In [None]:
from IPython.display import Image
import numpy as np
import pandas as pd
import matplotlib.pyplot as plt
import seaborn as sns
import sweetviz as sv
from autoviz.AutoViz_Class import AutoViz_Class

To understand the Olist dataset, we will focus on the data that are at the core of any e-commerce organisation business model.

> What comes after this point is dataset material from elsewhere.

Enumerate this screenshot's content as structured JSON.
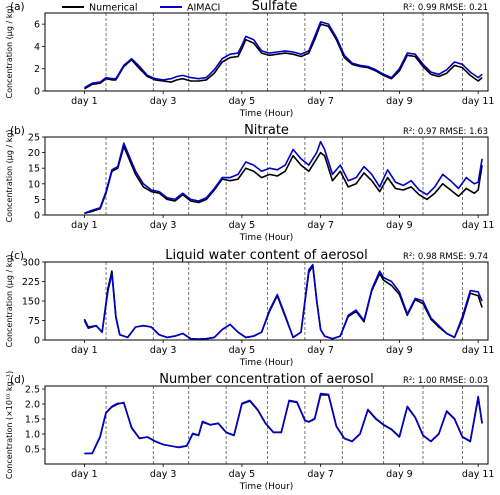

We will focus on orders, product purchased, customers and their reviews.<br>
    - The order gives us information about who buys what and when.<br>
    - The product purchased tells us what drives the revenue, it allows us to see bestselling products, poor working product, allows category level analysis and can be connected to review, returns etc.<br>
    - The customers data allows segmentation and retention analysis<br>
    - The reviews allows us to perform sentiment analysis, show satisfaction and dissatisfaction.<br>
    <br>
The **Seller** workflow ⚙

The seller:

1. joins Olist
2. uploads their product catalogues
    - (Olist) displays these catalogues to existing marketplaces (Amazon, Bahia, Walmart, ...)
3. gets notified whenever a product is sold
4. hands over the ordered items to third-party logistic carriers

*Note: Multiple sellers can be involved in one customer's order!*

The **Customer** workflow ⚙

The customer:

1. browses products on marketplaces (Amazon, Bahia, Walmart, ...)
2. purchases products listed via store
3. gets an expected date for delivery
    - *ETA = Estimated Time of Arrival (of the orders)*
4. receives the order(s)
5. leaves a review

*Note: Between 2016 and mid-2018, a review could be left as soon as the order was sent, meaning that a customer could potentially leave a review for a product they hadn't received yet!*
It is showing the whole customer journey, from browsing to placing an order, receiving the product(s) he purchased to leaving a review. 

In [None]:
Image("Image/olist_erd.png")

In [None]:
# Load CSVs
orders = pd.read_csv("data/olist_orders_dataset.csv")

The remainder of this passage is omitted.